Cinta didasarkan atas pengalaman-pengalaman yang dipengaruhi kepribadian. Pengalaman-pengalaman yang ikut membentuk kepribadian di dalam jatuh cinta dapat kita jabarkan ke dalam dua asumsi:
Yang pertama adalah pengalaman yang umum, yaitu yang dialami oleh tiap-tiap individu dalam situasi tertentu. Pengalaman ini erat hubungannya dengan fungsi dan peranan seseorang dalam interaksi disekitarnya. Misalnya, sebagai laki-laki atau wanita seseorang mempunyai hak untuk saling mencintai siapapun. Sehingga kepribadian seseorang tidak dapat sepenuhnya diramalkan atau dikenali hanya berdasarkan pengetahuan tentang hal umum yang berlaku dimana orang itu hidup. Hal ini disebabkan karena: 
  • Pengaruh sosial terhadap seseorang tidaklah sama karena medianya (orang tua, saudara, media massa dan lain-lain) tidaklah sama pula pada setiap orang. Setiap orang tua atau media massa mempunyai pandangan dan pendapatnya sendiri sehingga orang-orang yang menerima pandangan dan pendapat  yang berbeda-beda itu akan berbeda-beda pula pendiriannya.
  • Tiap individu mempunyai pengalaman-pengalaman yang khusus, yang terjadi pada dirinya sendiri.
Kedua, Pengalaman yang khusus, yaitu yang khusus dialami individu sendiri. Pengalaman ini tidak tergantung pada status dan peran orang yang bersangkutan dalam masyarakat.

Pengalaman-pengalaman yang umum maupun yang khusus di atas memberi pengaruh yang berbeda-beda pada tiap individu-individu itu pun merencanakan pengalaman-pengalaman tersebut secara berbeda-beda pula sampai akhirnya ia membentuk dalam dirinya suatu stuktur kepribadian yang tetap (permanen). Menurut Skinner, individu adalah organisme yang memperoleh perbendaharaan tingkah lakunya melalui belajar. Dia bukanlah agen penyebab tingkah laku, melainkan tempat kedudukan atau suatu poin yang faktor-faktor lingkungan dan bawaan yang khas secara bersama-sama menghasilkan akibat (tingkah laku) yang khas pula pada individu tersebut. Bagi Skinner, studi mengenai kepribadian itu ditujukan pada penemuan pola yang khas dari kaitan antara tingkah laku organisme dan berbagai konsekuensi yang diperkuatnya. Hal ini bersifat rasional dimana cinta bukan merupakan kajian mengenai sesorang, melainkan juga terkait dengan individu lainnya.

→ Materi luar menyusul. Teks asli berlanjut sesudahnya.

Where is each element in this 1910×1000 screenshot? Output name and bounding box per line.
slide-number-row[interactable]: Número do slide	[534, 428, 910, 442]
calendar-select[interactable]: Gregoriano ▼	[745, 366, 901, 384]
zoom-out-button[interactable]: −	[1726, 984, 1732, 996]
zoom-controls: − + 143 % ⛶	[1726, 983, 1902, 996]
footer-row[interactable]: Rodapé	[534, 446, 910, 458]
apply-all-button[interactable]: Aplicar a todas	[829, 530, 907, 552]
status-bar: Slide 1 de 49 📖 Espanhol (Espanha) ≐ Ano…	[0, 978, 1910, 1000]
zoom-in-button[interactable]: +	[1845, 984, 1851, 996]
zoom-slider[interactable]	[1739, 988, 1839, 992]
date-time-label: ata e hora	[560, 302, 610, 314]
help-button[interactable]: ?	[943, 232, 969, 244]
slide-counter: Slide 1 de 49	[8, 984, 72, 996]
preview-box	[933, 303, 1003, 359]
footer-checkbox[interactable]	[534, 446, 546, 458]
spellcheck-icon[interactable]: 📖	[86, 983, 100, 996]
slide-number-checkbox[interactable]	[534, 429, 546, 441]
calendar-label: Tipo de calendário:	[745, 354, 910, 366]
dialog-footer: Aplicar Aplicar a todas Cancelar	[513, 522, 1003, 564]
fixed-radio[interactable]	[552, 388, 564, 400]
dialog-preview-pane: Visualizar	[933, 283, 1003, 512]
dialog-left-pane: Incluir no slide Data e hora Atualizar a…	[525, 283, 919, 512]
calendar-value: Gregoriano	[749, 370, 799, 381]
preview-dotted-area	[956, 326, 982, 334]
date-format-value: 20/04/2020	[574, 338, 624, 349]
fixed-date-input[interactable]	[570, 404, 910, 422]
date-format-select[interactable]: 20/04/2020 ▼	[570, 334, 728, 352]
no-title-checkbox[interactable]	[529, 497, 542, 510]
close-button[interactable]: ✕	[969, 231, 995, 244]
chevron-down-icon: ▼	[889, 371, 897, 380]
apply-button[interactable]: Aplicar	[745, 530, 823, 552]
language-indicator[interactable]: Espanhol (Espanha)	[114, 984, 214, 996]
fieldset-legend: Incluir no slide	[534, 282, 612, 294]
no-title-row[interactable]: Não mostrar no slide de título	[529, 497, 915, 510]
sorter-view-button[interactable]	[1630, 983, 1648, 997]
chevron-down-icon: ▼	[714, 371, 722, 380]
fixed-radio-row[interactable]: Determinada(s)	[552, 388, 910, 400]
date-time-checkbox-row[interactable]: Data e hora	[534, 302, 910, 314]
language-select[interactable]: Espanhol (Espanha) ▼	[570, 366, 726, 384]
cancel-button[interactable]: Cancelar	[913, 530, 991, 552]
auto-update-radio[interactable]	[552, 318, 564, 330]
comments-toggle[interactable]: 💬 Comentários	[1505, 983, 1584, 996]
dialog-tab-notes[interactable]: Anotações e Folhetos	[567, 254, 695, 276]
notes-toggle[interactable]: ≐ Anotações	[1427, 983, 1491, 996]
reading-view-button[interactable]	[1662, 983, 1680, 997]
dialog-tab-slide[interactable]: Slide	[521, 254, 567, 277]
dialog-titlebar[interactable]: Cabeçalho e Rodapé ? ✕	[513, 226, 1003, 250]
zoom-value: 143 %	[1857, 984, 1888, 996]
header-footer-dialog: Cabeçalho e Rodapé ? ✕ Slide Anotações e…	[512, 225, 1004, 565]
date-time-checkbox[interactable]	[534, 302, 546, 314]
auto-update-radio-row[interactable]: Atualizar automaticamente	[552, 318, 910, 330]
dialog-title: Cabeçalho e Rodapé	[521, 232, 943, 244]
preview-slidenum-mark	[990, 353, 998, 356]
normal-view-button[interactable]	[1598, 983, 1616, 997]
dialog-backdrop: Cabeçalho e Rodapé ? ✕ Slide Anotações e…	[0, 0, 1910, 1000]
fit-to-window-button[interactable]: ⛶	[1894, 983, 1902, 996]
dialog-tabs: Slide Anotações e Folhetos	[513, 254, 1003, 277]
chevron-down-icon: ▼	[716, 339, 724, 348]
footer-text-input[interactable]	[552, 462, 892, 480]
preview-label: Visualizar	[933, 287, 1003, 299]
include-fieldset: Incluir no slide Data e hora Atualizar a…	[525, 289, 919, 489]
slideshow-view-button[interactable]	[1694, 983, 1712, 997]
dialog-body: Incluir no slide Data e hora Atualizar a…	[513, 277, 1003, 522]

Sedangkan Erich Fromm berpendapat bahwa sebagai organisme yang hidup, kita didorong untuk memuaskan kebutuhan-kebutuhan fisiologis dasar akan kelaparan, kehausan, dan seks. Apa yang penting dalam mempengaruhi kepribadian ialah kebutuhan-kebutuhan psikologis. Semua manusia sehat dan tidak sehat didorong oleh kebutuhan-kebutuhan tersebut, perbedaan antara mereka terletak dalam cara bagaimana kebutuhan-kebutuhan ini dipuaskan. Orang-orang yang sehat memuaskan kebutuhan-kebutuhan psikologis secara kreatif dan produktif. Orang-orang yang sakit memuaskan kebutuhan-kebutuhan tersebut dengan cara-cara irasional. Dan cinta bekerja sebagai elemen yang mempengaruhi kepribadian itu sendiri.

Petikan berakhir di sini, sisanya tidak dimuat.